Heffel: For those of us who stay on the ground when we ski — or maybe all the time — what's something we may not know about what you do?
Irving: When you watch a halfpipe event, you see people spinning both directions, so left and right on both walls. If you would like to, you can try and spin both directions, just standing in your living room. You'll have a dominant way of spinning. For a lot of us, it's left, and so trying to learn those other tricks to the right, which is completely unnatural to us, is one of the things that's hard to notice and hard to comprehend.
Heffel: So if I stand in my living room and spin in one direction, I'll naturally feel which way feels more comfortable? And that's what you do when you're first starting out?
Irving: Yep, exactly. I started spinning left and I had a rude awakening when I was coming into the competition scene and had to start spinning right. And I was like, this just does not make any sense! Over time, you slowly begin to figure it out, but you'll always have one way that feels way more natural than the other.
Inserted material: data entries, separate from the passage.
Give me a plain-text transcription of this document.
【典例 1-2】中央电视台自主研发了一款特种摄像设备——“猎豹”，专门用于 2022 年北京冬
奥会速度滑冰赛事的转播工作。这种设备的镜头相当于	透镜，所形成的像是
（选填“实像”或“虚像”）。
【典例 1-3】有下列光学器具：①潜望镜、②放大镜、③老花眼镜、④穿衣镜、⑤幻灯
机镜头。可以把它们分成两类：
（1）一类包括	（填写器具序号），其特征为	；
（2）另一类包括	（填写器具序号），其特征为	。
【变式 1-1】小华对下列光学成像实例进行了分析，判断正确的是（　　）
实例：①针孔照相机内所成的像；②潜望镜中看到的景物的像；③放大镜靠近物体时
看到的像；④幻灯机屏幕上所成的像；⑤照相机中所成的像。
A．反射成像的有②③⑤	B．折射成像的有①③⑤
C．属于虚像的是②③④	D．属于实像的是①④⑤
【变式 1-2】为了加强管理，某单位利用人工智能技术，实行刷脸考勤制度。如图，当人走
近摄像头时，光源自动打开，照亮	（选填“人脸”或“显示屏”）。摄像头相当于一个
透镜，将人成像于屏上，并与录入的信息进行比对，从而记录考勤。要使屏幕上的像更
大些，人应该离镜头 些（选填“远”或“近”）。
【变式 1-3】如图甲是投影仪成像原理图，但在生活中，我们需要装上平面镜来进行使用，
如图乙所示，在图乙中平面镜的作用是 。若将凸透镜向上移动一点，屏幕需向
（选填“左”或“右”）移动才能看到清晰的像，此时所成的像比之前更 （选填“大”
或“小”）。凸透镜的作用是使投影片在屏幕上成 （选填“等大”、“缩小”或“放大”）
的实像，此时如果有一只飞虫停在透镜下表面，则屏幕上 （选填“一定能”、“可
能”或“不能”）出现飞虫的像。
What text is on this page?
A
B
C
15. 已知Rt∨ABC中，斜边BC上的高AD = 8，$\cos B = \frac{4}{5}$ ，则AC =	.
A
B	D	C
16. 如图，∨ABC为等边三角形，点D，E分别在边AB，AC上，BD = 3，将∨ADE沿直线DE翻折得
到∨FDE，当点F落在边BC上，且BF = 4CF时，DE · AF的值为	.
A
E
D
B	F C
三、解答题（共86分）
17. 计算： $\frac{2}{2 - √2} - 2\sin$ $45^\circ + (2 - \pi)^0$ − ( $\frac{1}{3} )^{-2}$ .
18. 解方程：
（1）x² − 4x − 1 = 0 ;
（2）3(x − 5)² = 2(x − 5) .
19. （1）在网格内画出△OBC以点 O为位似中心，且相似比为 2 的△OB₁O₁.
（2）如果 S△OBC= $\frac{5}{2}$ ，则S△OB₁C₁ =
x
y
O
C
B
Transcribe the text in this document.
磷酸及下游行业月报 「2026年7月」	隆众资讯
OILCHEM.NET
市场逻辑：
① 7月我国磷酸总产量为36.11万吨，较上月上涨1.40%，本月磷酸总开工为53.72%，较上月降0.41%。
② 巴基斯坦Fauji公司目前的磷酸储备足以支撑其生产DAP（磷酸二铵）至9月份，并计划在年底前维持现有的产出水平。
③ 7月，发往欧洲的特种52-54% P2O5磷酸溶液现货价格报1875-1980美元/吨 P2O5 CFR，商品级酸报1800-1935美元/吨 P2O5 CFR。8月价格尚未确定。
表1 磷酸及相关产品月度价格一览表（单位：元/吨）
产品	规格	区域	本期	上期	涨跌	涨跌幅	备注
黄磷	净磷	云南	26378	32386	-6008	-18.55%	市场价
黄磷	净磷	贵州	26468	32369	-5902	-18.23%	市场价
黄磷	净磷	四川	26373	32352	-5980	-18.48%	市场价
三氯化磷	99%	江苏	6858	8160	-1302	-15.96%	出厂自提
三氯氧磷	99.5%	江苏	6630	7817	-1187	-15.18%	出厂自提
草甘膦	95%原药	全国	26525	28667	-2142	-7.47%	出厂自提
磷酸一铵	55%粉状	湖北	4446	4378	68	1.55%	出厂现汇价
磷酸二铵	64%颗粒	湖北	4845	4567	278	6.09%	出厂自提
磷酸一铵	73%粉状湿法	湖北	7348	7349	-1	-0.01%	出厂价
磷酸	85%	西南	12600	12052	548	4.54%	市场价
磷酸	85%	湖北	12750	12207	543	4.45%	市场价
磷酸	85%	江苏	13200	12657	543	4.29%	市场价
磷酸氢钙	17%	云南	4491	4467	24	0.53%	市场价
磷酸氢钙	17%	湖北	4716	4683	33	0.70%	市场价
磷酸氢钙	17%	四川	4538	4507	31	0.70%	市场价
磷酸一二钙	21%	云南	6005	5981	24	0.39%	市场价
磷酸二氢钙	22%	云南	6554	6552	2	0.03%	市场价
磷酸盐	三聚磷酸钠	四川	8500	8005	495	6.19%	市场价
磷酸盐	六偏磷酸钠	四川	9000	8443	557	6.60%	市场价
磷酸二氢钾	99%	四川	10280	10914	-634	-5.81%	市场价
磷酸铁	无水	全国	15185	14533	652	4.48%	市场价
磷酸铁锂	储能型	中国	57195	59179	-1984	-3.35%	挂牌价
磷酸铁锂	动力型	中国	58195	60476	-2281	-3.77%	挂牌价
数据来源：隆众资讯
Heffel: You don't leave for China until next week, and you have to test negative for COVID-19 before you go. What's it been like to have COVID hanging over your Olympic career?
Irving: It’s been super stressful, for sure. I mean, I completely understand the rules that are put in place are for everybody's safety. It’s just extremely nerve-wracking, especially just with how rampant it's running right now. But we've all just been super safe. We've been in our team bubble, not going outside, not getting food anywhere — it's all takeout. So it has definitely been stressful, but I think just taking the right precautions and being super safe, I'm sure it'll be fine. Knock on wood, but definitely a stressful time.